Sen. Tom Udall (D-N.M.) a friend of the Los Alamos and Sandia National Laboratories who has spent the last two decades on Capitol Hill, on Monday announced he will not run for reelection in 2020.
Udall is serving his second term in the Senate and will leave the body in January 2021. Since 2009, Udall has occupied the Senate seat once held by Peter Domenici: the Republican known by some of his nuclear constituents in New Mexico — whose interests in Washington he tended carefully — as St. Pete.
Before winning his Senate seat, Udall was the U.S. representative for New Mexico’s third district.
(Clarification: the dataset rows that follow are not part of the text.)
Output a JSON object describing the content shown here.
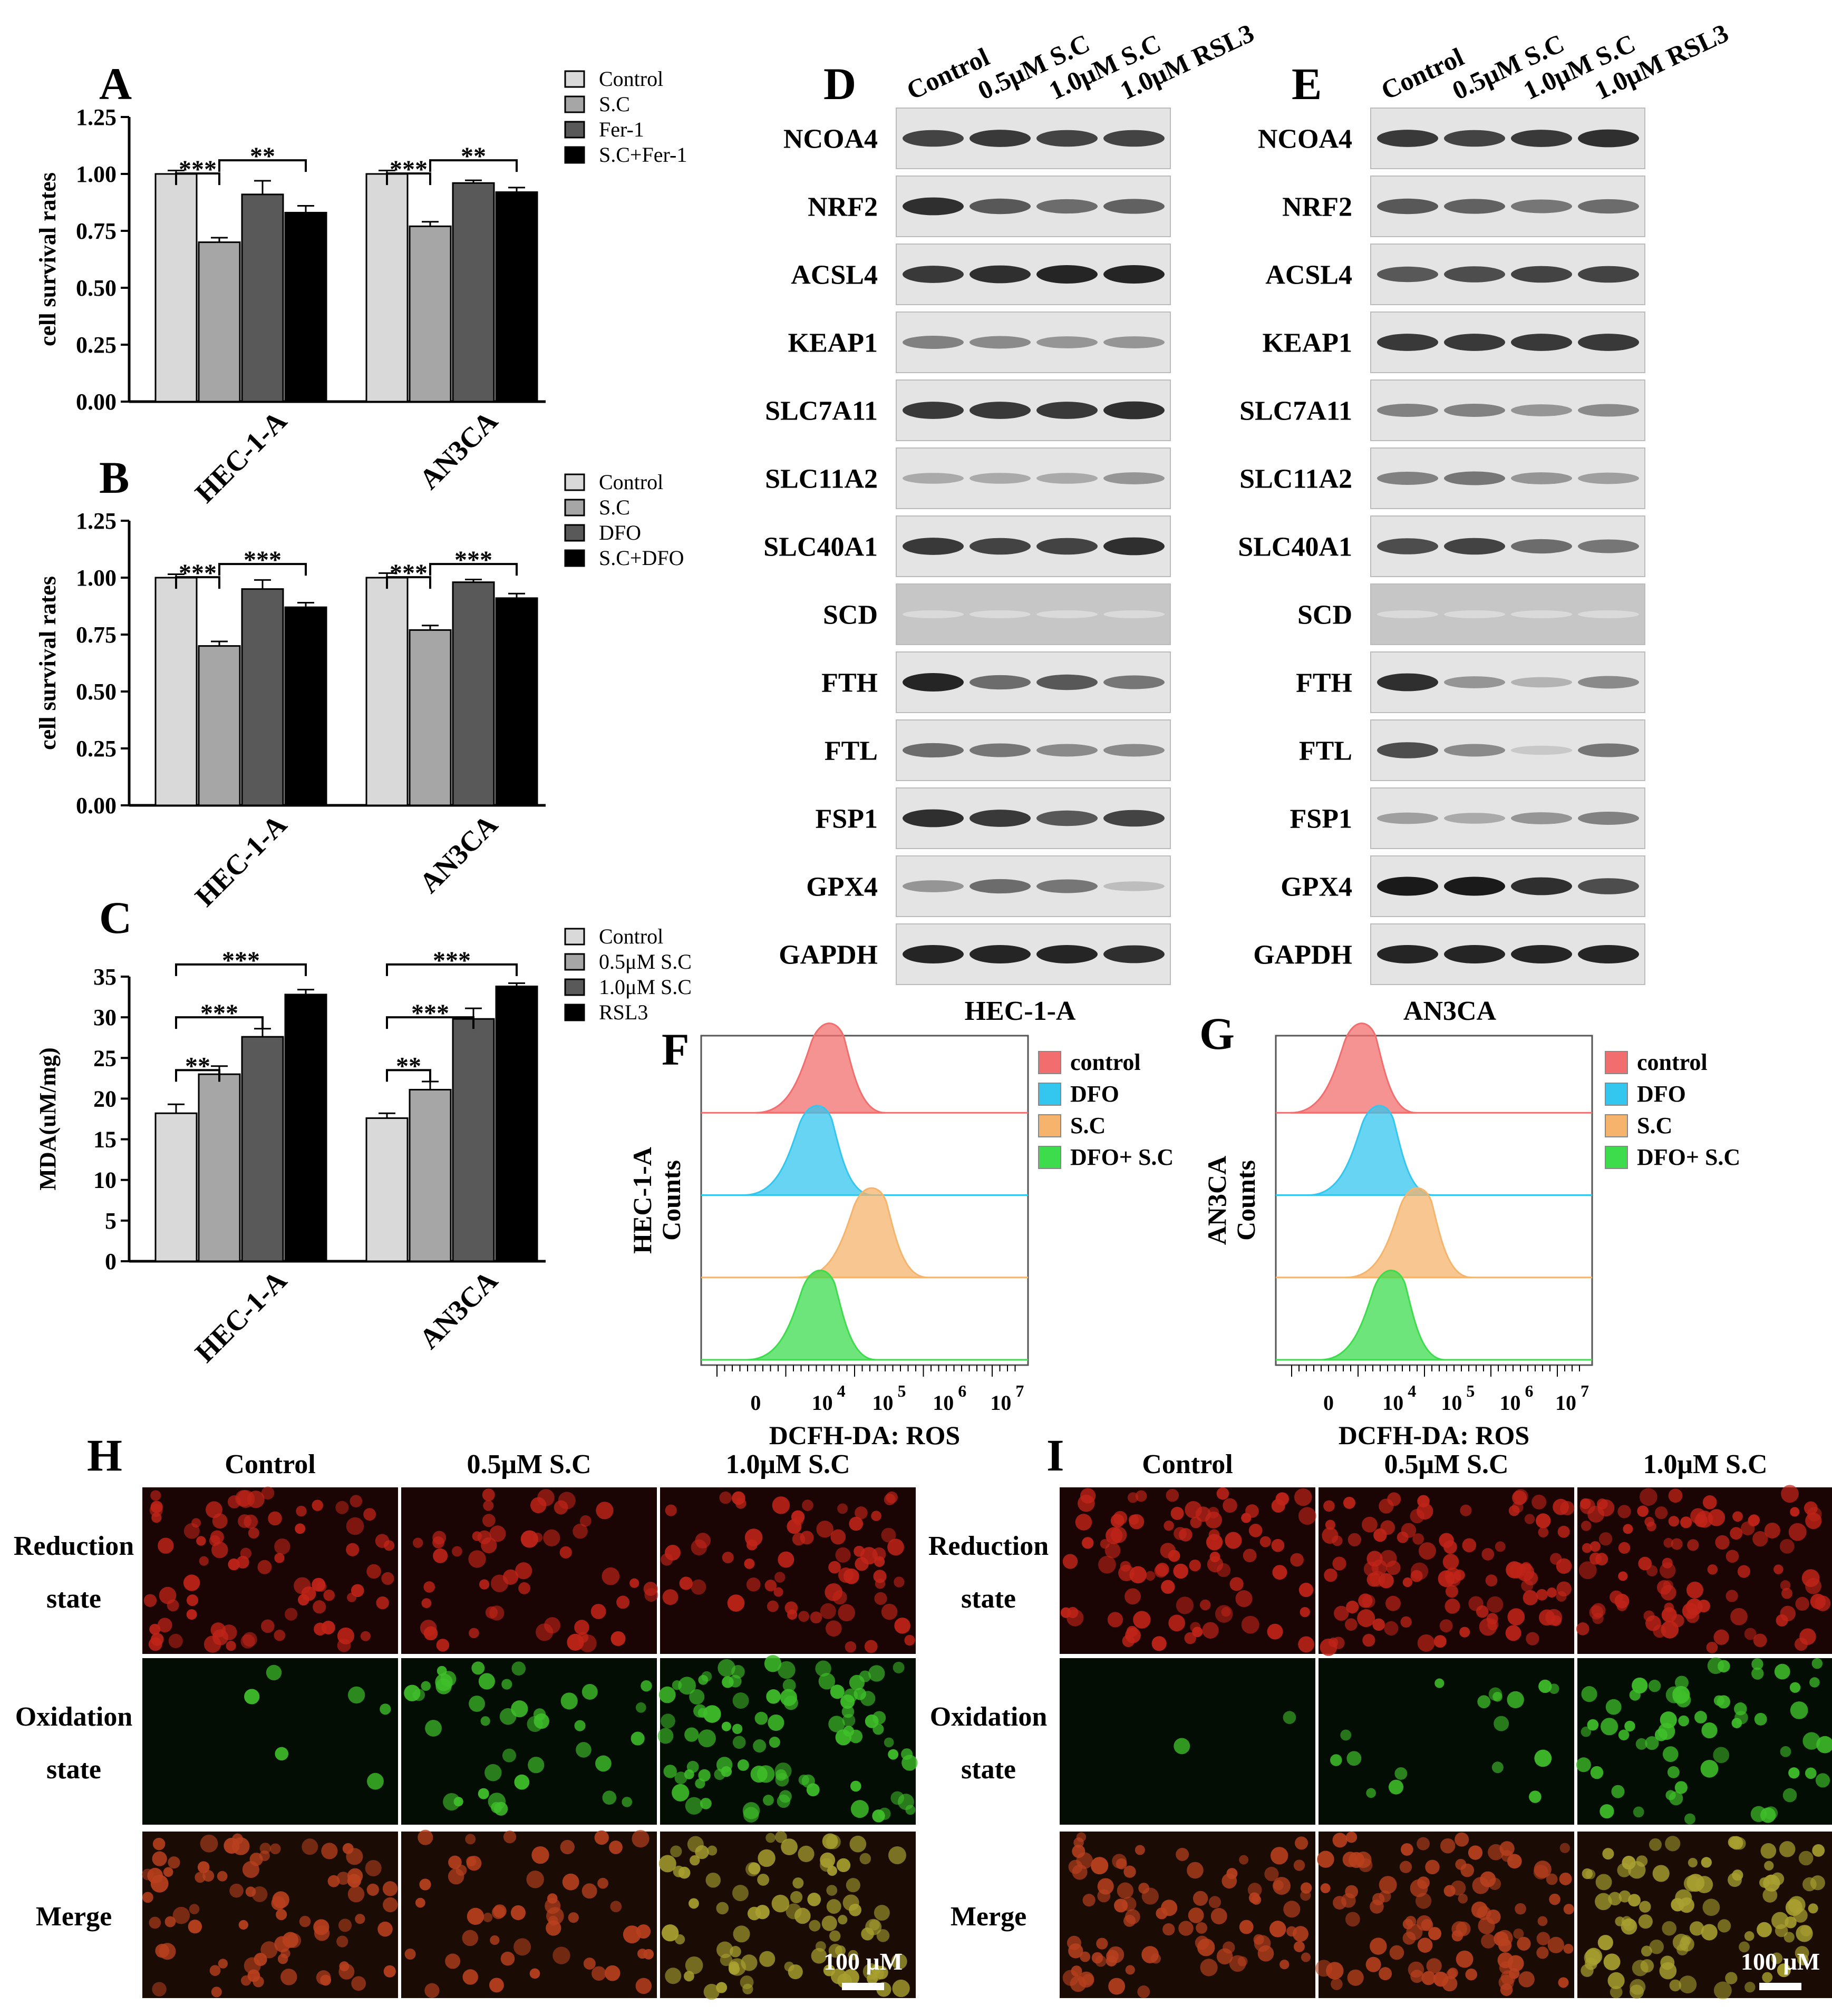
{
  "panels": {
    "A": "A",
    "B": "B",
    "C": "C",
    "D": "D",
    "E": "E",
    "F": "F",
    "G": "G",
    "H": "H",
    "I": "I"
  },
  "chart_data": [
    {
      "id": "A",
      "type": "bar",
      "ylabel": "cell survival rates",
      "ylim": [
        0,
        1.25
      ],
      "yticks": [
        "0.00",
        "0.25",
        "0.50",
        "0.75",
        "1.00",
        "1.25"
      ],
      "categories": [
        "HEC-1-A",
        "AN3CA"
      ],
      "series": [
        {
          "name": "Control",
          "color": "#d9d9d9",
          "values": [
            1.0,
            1.0
          ],
          "err": [
            0.015,
            0.015
          ]
        },
        {
          "name": "S.C",
          "color": "#a6a6a6",
          "values": [
            0.7,
            0.77
          ],
          "err": [
            0.02,
            0.02
          ]
        },
        {
          "name": "Fer-1",
          "color": "#595959",
          "values": [
            0.91,
            0.96
          ],
          "err": [
            0.06,
            0.012
          ]
        },
        {
          "name": "S.C+Fer-1",
          "color": "#000000",
          "values": [
            0.83,
            0.92
          ],
          "err": [
            0.03,
            0.02
          ]
        }
      ],
      "significance": [
        {
          "cat": 0,
          "from": 0,
          "to": 1,
          "label": "***"
        },
        {
          "cat": 0,
          "from": 1,
          "to": 3,
          "label": "**"
        },
        {
          "cat": 1,
          "from": 0,
          "to": 1,
          "label": "***"
        },
        {
          "cat": 1,
          "from": 1,
          "to": 3,
          "label": "**"
        }
      ]
    },
    {
      "id": "B",
      "type": "bar",
      "ylabel": "cell survival rates",
      "ylim": [
        0,
        1.25
      ],
      "yticks": [
        "0.00",
        "0.25",
        "0.50",
        "0.75",
        "1.00",
        "1.25"
      ],
      "categories": [
        "HEC-1-A",
        "AN3CA"
      ],
      "series": [
        {
          "name": "Control",
          "color": "#d9d9d9",
          "values": [
            1.0,
            1.0
          ],
          "err": [
            0.015,
            0.02
          ]
        },
        {
          "name": "S.C",
          "color": "#a6a6a6",
          "values": [
            0.7,
            0.77
          ],
          "err": [
            0.02,
            0.02
          ]
        },
        {
          "name": "DFO",
          "color": "#595959",
          "values": [
            0.95,
            0.98
          ],
          "err": [
            0.04,
            0.012
          ]
        },
        {
          "name": "S.C+DFO",
          "color": "#000000",
          "values": [
            0.87,
            0.91
          ],
          "err": [
            0.02,
            0.02
          ]
        }
      ],
      "significance": [
        {
          "cat": 0,
          "from": 0,
          "to": 1,
          "label": "***"
        },
        {
          "cat": 0,
          "from": 1,
          "to": 3,
          "label": "***"
        },
        {
          "cat": 1,
          "from": 0,
          "to": 1,
          "label": "***"
        },
        {
          "cat": 1,
          "from": 1,
          "to": 3,
          "label": "***"
        }
      ]
    },
    {
      "id": "C",
      "type": "bar",
      "ylabel": "MDA(uM/mg)",
      "ylim": [
        0,
        35
      ],
      "yticks": [
        "0",
        "5",
        "10",
        "15",
        "20",
        "25",
        "30",
        "35"
      ],
      "categories": [
        "HEC-1-A",
        "AN3CA"
      ],
      "series": [
        {
          "name": "Control",
          "color": "#d9d9d9",
          "values": [
            18.2,
            17.6
          ],
          "err": [
            1.1,
            0.6
          ]
        },
        {
          "name": "0.5μM S.C",
          "color": "#a6a6a6",
          "values": [
            23.0,
            21.1
          ],
          "err": [
            1.0,
            1.0
          ]
        },
        {
          "name": "1.0μM  S.C",
          "color": "#595959",
          "values": [
            27.6,
            29.8
          ],
          "err": [
            1.0,
            1.3
          ]
        },
        {
          "name": "RSL3",
          "color": "#000000",
          "values": [
            32.8,
            33.8
          ],
          "err": [
            0.6,
            0.4
          ]
        }
      ],
      "significance": [
        {
          "cat": 0,
          "from": 0,
          "to": 1,
          "label": "**"
        },
        {
          "cat": 0,
          "from": 0,
          "to": 2,
          "label": "***"
        },
        {
          "cat": 0,
          "from": 0,
          "to": 3,
          "label": "***"
        },
        {
          "cat": 1,
          "from": 0,
          "to": 1,
          "label": "**"
        },
        {
          "cat": 1,
          "from": 0,
          "to": 2,
          "label": "***"
        },
        {
          "cat": 1,
          "from": 0,
          "to": 3,
          "label": "***"
        }
      ]
    },
    {
      "id": "F",
      "type": "area",
      "title": "HEC-1-A",
      "xlabel": "DCFH-DA: ROS",
      "ylabel": "Counts",
      "ylabel_prefix": "HEC-1-A",
      "xticks": [
        "0",
        "10",
        "10",
        "10",
        "10"
      ],
      "xtick_exponents": [
        "",
        "4",
        "5",
        "6",
        "7"
      ],
      "series": [
        {
          "name": "control",
          "color": "#f26d6d",
          "peak_log": 4.15
        },
        {
          "name": "DFO",
          "color": "#33c6ee",
          "peak_log": 3.95
        },
        {
          "name": "S.C",
          "color": "#f6b36b",
          "peak_log": 4.85
        },
        {
          "name": "DFO+ S.C",
          "color": "#3ddc4d",
          "peak_log": 4.0
        }
      ]
    },
    {
      "id": "G",
      "type": "area",
      "title": "AN3CA",
      "xlabel": "DCFH-DA: ROS",
      "ylabel": "Counts",
      "ylabel_prefix": "AN3CA",
      "xticks": [
        "0",
        "10",
        "10",
        "10",
        "10"
      ],
      "xtick_exponents": [
        "",
        "4",
        "5",
        "6",
        "7"
      ],
      "series": [
        {
          "name": "control",
          "color": "#f26d6d",
          "peak_log": 3.5
        },
        {
          "name": "DFO",
          "color": "#33c6ee",
          "peak_log": 3.8
        },
        {
          "name": "S.C",
          "color": "#f6b36b",
          "peak_log": 4.45
        },
        {
          "name": "DFO+ S.C",
          "color": "#3ddc4d",
          "peak_log": 4.0
        }
      ]
    }
  ],
  "western": {
    "lanes": [
      "Control",
      "0.5μM S.C",
      "1.0μM S.C",
      "1.0μM RSL3"
    ],
    "proteins": [
      "NCOA4",
      "NRF2",
      "ACSL4",
      "KEAP1",
      "SLC7A11",
      "SLC11A2",
      "SLC40A1",
      "SCD",
      "FTH",
      "FTL",
      "FSP1",
      "GPX4",
      "GAPDH"
    ],
    "D": {
      "cell_line": "HEC-1-A",
      "intensity": [
        [
          0.8,
          0.85,
          0.8,
          0.8
        ],
        [
          0.9,
          0.7,
          0.6,
          0.65
        ],
        [
          0.85,
          0.9,
          0.95,
          0.95
        ],
        [
          0.5,
          0.45,
          0.4,
          0.4
        ],
        [
          0.85,
          0.85,
          0.85,
          0.9
        ],
        [
          0.3,
          0.3,
          0.3,
          0.4
        ],
        [
          0.85,
          0.8,
          0.8,
          0.9
        ],
        [
          0.05,
          0.05,
          0.05,
          0.05
        ],
        [
          0.95,
          0.6,
          0.7,
          0.55
        ],
        [
          0.6,
          0.55,
          0.45,
          0.45
        ],
        [
          0.9,
          0.85,
          0.7,
          0.8
        ],
        [
          0.4,
          0.6,
          0.55,
          0.2
        ],
        [
          0.95,
          0.95,
          0.95,
          0.9
        ]
      ]
    },
    "E": {
      "cell_line": "AN3CA",
      "intensity": [
        [
          0.85,
          0.8,
          0.85,
          0.9
        ],
        [
          0.7,
          0.65,
          0.55,
          0.6
        ],
        [
          0.7,
          0.75,
          0.8,
          0.8
        ],
        [
          0.85,
          0.85,
          0.85,
          0.85
        ],
        [
          0.5,
          0.5,
          0.4,
          0.45
        ],
        [
          0.5,
          0.55,
          0.4,
          0.35
        ],
        [
          0.75,
          0.8,
          0.6,
          0.55
        ],
        [
          0.05,
          0.05,
          0.05,
          0.05
        ],
        [
          0.9,
          0.4,
          0.25,
          0.45
        ],
        [
          0.75,
          0.45,
          0.15,
          0.55
        ],
        [
          0.35,
          0.3,
          0.4,
          0.5
        ],
        [
          1.0,
          1.0,
          0.9,
          0.75
        ],
        [
          0.95,
          0.95,
          0.95,
          0.95
        ]
      ]
    }
  },
  "microscopy": {
    "H": {
      "columns": [
        "Control",
        "0.5μM S.C",
        "1.0μM S.C"
      ],
      "scale_bar": "100 μM",
      "red": [
        0.7,
        0.45,
        0.6
      ],
      "green": [
        0.05,
        0.35,
        0.8
      ]
    },
    "I": {
      "columns": [
        "Control",
        "0.5μM S.C",
        "1.0μM S.C"
      ],
      "scale_bar": "100 μM",
      "red": [
        0.75,
        0.9,
        0.85
      ],
      "green": [
        0.02,
        0.15,
        0.55
      ]
    },
    "rows": [
      {
        "line1": "Reduction",
        "line2": "state"
      },
      {
        "line1": "Oxidation",
        "line2": "state"
      },
      {
        "line1": "Merge",
        "line2": ""
      }
    ]
  }
}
He represented the district, which includes the Los alamos National Laboratory, from 1999 to 2009. Before the House, Udall was New Mexico’s attorney general from 1991 to 1999, during which time Congress passed the 1992 Land Withdrawal Act that created the nation’s only permanent, deep-underground transuranic waste disposal facility, the Waste Isolation Pilot Plant.
In his second, and now to be final, Senate term, Udall pushed back against the DoE National Nuclear Security Administration’s (NNSA) plans to move part of the agency’s capacity to produce fissile nuclear-weapon cores called plutonium pits away from Los Alamos.
“There is only one place in the U.S. with the technical know-how to do [pits], and that is Los Alamos National Laboratory,” Udall told Energy Secretary Rick Perry and NNSA Administrator Lisa Gordon-Hagerty in a budget hearing last year.
Udall has objected to NNSA’s plans to build a pit plant at the Savannah River Site in Aiken, S.C., saying the agency is ignoring an upgrade previously planned at Los Alamos capable of stamping out the 80 pits a year the Trump administration wants NNSA to produce by 2030.
Udall has also stuck up for the independence of the Defense Nuclear Facilities Safety Board: the federal health-and-safety watchdog for active and former DoE nuclear weapons sites. In a September letter co-signed by his colleague, Sen. Martin Heinrich (D-N.M.), Udall asked DoE to reconsider the rule it published last year that curtails some agency interactions with the defense board, and which the board feared could limit its access to active and former weapon sites.